Some days ago, a friend showed me the following post The six common species of code, and I’ve been upset because it is easy to critize, or laugh at code writers, but it is harder to provide materials to write good algorithm. Obviously, they laugh, but as always … that’s all. A bit more seriously, reading this small Fibonacci example, I remembered old school times and I decided to create this article about Memoization.
Memoization is a way to write recusive algorithm in order to be faster. It uses a data cache to avoid multiple and redundant function calls. Indeed, sometimes, due to recursion, a data could be computed multiple times (this is typically the case with Fibonacci recursive implementation). The aim of memoization is to cache these data and reuse them when possible. In the following lines, we’ll look at an example applied on the Fibonacci serie.
Fibonacci serie standard implementation
The serie is defined by:
F(0) = 1 F(1) = 1 F(n) = F(n-1) + F(n-2)
It could be easily implemented by a recursive function like this:
unsigned int fibonacci(unsigned int n) { if (n == 0 || n == 1) { return 1; } else { return fibonacci(n - 1) + fibonacci(n - 2); } }
But this naive form has a huge cost. Indeed, the number of call to fibonacci(…) will grow exponentially with n, thus the run time will explode. Run a fibonacci(100) could take hours and lead to a stack overflow. If we look carefully, we see that this implementation is quite inefficient. Each value of the serie is computed multiple times: F(n) will evaluate F(n-2) and F(n-1) which will evaluate F(n-2) again, etc.
A way to avoid this bad day effect is to use memoization.
Memoized implementation
The memoized implementation will use a small local data cache to store computed values. These values will be used instead of computing a series rank again. Here is a trivial C-styled implementation, assuming that the cache is allocated large enough to handle the call to fibonacci(n) and cache[0] = cache[1] = 1.
unsigned int *cache; unsigned int fibonacci(unsigned int n) { unsigned int f; if (cache[n] != 0) f = cache[n]; else { f = fibonacci(n - 2) + fibonacci(n - 1); cache[n] = f; } return f; }
Each time we ask for a fibonacci value, we look for it in the cache, and we compute it only if it is not available. Thus, as soon as a path of the call tree have been computed, all intermediate values are cached and a redundant call is almost costless.
This piece of code will have a linear run time function of n, but will still have exponential growth of the call stack. I’ll probably post a stack-size improved version of the algorithm in an update.
Performance evaluation
I compared the run times of the two implementations on my computer with a number of iterations between 10 and 55.
The memoized implementation is obviously faster, execution time begins to increase around 100,000 iterations (not represented here).
Conclusion
Memoization is a code optimization technique used to speed up algorithm by caching data to avoid redundants calculations.
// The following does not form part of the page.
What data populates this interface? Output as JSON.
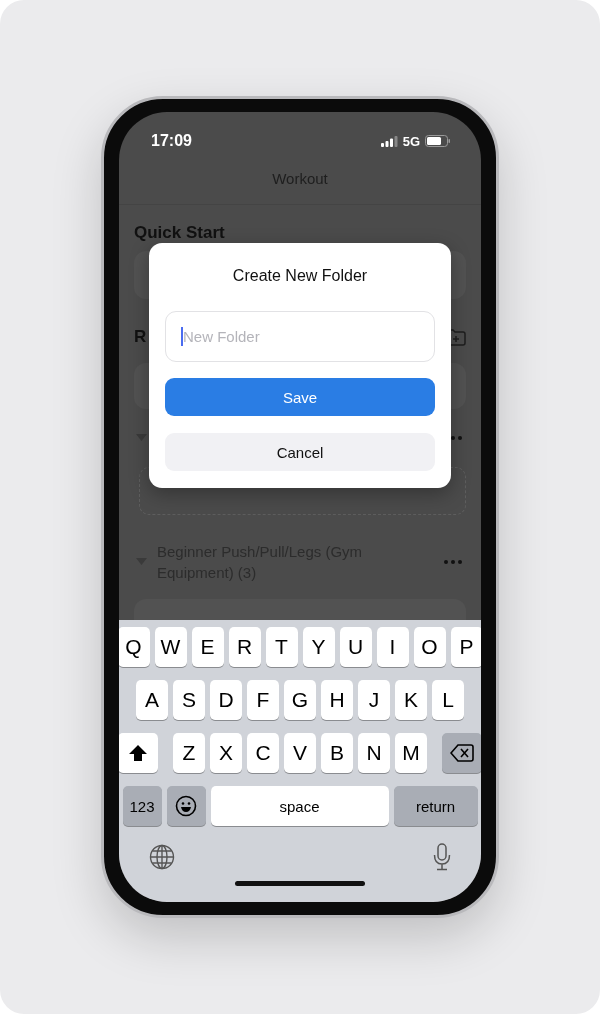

As we see with the Fibonacci series example, this method is really efficient.
But to be fair, we have to mention that a memoized solution is not perfect. Indeed, using a cache implies potentially big memory consumption. In our example, these kind of issues appears around 500,000 iterations. Plus, with such a high number we’ll have to deal with really big integer values and overflows.
As always, an optimisation method is not perfect, and should only be applied in a second time. In other words, a good software design is never base on optimizations: “Premature optimization is the root of all evil (or at least most of it) in programming.” (Donald Knuth).